Some of the more interesting stories and observations:

– The main reason Terry Francona never disciplined Manny Ramirez was based on the input of his trusted players. Francona had a rotating “brain trust” of veterans that included the likes of Jason Varitek, Johnny Damon, Gabe Kapler, and so on. The general consensus was that Manny was a huge pain in the ass, but they lived with him because of his home runs and RBIs.

– Terry Francona is a renown card player. He specialized in taking his players money in both poker and cribbage. He also notes that being a good card player helped him as a manager in knowing when to play the odds and when to play his gut.

– The success of the Red Sox became known as “The Monster.” Much like the hated Yankees, winning in Boston became addictive with any outcome less than the title seen as unacceptable. This led to poorly thought decisions. Two words: Carl Crawford.

– In a truly surreal scene, Francona was asked to take a meeting with representatives from NESN (the Sox channel) to discuss falling ratings between 2007 and 2010. The number one complaint was that the Red Sox weren’t “winning games in an exciting fashion.” Just as Francona was about to storm out, he was coaxed by Theo Epstein to stay. The report also relayed that they needed “sexier” players to attract female viewers.

– The collapse of the 2011 Red Sox came down to one thing, or lack of it: starting pitching. The Sox scored plenty of runs in September, but the trio of Beckett, Lackey, and Lester went 2-7 with and ERA over 6.00. End of story.
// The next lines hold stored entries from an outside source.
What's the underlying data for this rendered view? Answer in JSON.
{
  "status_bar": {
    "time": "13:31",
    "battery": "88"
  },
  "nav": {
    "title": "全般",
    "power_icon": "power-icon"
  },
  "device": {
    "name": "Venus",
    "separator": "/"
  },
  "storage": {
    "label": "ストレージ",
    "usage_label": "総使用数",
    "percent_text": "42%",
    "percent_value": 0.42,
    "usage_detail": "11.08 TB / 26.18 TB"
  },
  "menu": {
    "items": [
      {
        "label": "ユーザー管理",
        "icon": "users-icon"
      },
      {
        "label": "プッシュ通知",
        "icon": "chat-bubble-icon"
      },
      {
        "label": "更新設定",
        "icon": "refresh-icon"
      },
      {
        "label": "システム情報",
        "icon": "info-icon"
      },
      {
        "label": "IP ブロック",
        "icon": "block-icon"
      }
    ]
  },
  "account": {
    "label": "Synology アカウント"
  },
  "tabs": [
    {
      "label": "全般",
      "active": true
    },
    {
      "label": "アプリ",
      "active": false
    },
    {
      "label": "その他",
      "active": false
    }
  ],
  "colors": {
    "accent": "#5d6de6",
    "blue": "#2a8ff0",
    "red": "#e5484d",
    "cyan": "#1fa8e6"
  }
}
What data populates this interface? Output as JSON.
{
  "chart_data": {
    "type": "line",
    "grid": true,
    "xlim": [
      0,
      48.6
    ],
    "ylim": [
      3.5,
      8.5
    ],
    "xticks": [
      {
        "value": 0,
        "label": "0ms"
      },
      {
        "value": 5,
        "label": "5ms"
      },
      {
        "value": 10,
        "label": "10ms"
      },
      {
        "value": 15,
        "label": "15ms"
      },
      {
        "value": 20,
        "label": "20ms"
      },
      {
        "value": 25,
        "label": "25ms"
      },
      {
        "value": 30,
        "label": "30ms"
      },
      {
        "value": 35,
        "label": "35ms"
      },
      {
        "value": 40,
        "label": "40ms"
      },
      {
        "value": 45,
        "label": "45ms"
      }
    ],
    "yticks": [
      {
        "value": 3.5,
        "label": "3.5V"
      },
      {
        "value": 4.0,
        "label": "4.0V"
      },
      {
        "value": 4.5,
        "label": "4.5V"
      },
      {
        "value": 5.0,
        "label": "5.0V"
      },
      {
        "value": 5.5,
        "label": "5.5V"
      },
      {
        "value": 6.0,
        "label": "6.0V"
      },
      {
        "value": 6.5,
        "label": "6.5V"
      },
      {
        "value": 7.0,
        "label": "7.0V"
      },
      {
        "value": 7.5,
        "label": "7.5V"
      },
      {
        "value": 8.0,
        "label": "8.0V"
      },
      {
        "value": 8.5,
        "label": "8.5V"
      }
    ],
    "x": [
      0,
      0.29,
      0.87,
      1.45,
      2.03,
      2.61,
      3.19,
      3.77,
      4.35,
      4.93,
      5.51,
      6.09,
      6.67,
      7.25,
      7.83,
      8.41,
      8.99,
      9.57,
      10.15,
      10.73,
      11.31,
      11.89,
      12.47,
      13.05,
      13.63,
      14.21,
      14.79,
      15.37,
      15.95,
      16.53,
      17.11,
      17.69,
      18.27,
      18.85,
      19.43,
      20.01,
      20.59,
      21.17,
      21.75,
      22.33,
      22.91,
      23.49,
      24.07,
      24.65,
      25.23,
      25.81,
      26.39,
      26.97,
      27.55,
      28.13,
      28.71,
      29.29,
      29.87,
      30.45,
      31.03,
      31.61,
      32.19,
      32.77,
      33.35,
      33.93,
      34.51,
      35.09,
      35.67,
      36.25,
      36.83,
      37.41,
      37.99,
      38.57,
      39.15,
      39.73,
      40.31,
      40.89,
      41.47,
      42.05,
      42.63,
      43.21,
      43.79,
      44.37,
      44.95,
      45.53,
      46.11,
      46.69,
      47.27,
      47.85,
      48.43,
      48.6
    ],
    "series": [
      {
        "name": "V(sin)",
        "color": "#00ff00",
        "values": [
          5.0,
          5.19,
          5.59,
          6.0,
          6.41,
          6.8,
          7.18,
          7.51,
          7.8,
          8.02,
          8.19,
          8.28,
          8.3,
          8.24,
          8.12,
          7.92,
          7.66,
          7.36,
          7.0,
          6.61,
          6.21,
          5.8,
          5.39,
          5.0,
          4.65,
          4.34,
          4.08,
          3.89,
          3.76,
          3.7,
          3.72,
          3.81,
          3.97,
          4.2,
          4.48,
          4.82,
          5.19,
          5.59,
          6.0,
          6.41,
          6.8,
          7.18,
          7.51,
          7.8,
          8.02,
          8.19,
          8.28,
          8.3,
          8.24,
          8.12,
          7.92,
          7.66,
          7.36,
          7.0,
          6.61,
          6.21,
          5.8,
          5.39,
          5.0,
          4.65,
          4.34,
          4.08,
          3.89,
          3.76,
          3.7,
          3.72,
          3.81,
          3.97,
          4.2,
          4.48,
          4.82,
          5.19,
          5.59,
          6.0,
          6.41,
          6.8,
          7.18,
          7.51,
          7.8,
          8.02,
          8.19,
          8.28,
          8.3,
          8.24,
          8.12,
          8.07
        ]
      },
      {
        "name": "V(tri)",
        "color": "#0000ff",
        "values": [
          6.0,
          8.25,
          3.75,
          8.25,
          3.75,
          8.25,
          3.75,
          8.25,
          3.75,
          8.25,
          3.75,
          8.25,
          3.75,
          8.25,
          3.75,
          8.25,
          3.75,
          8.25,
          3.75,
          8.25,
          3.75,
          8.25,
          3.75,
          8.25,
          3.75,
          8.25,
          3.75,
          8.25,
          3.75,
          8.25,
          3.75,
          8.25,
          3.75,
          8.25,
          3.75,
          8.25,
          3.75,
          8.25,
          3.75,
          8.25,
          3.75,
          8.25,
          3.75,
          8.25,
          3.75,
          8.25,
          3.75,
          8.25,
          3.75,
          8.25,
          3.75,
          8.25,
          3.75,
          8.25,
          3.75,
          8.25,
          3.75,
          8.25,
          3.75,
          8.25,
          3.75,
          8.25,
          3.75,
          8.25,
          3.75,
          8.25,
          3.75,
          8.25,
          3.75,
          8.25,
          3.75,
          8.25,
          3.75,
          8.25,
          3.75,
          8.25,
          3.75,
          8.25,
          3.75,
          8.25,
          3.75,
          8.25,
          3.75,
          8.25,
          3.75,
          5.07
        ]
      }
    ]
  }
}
– To compound the pitching problems, Francona noted that the 2011 Red Sox had no cohesion like previous years and everyone was just out for themselves. This is best summed up by an unfortunate tirade where David Ortiz caused a scene at a Francona press conference because he did not get credited with an RBI from the previous night. Never mind that it was the game winning hit, Papi was pissed and wanted his RBI.

– The book doesn’t make out Francona to be a saint. During the 2011 collapse there was an incident where Francona was approached by a stranger in a hotel who said “You must win today.” Francona started yelling at the gentleman only to find out that he was a well meaning diplomat from South America who meant no harm. This is one of a handful of incidents where Francona lost his cool. He is human after all.

– Francona had no problem with walking away after 2011, but what hurt was the release of the information regarding his pain medication. Before the 2011 season Francona entered a rehab program to manage his pain when it was discovered that he had a stash of percocet, an unused stash of percocet. Under the guidelines of MLB regarding drug treatment said treatment is supposed to remain confidential. The only reason Francona turned down his initial invite to the Fenway 100 year celebration is that his drug situation was both publicized and no one was willing to admit to leaking the story. Francona eventually was the bigger person and attended.

In the end, Terry Francona walks away from Boston with two World Series rings, league-wide respect, and a clear conscience. He has few regrets about his time in Boston, with the exception of his marriage ending. He was what the Red Sox needed at the time and better than what they deserved. Enter Bobby Valentine and karma’s a bitch.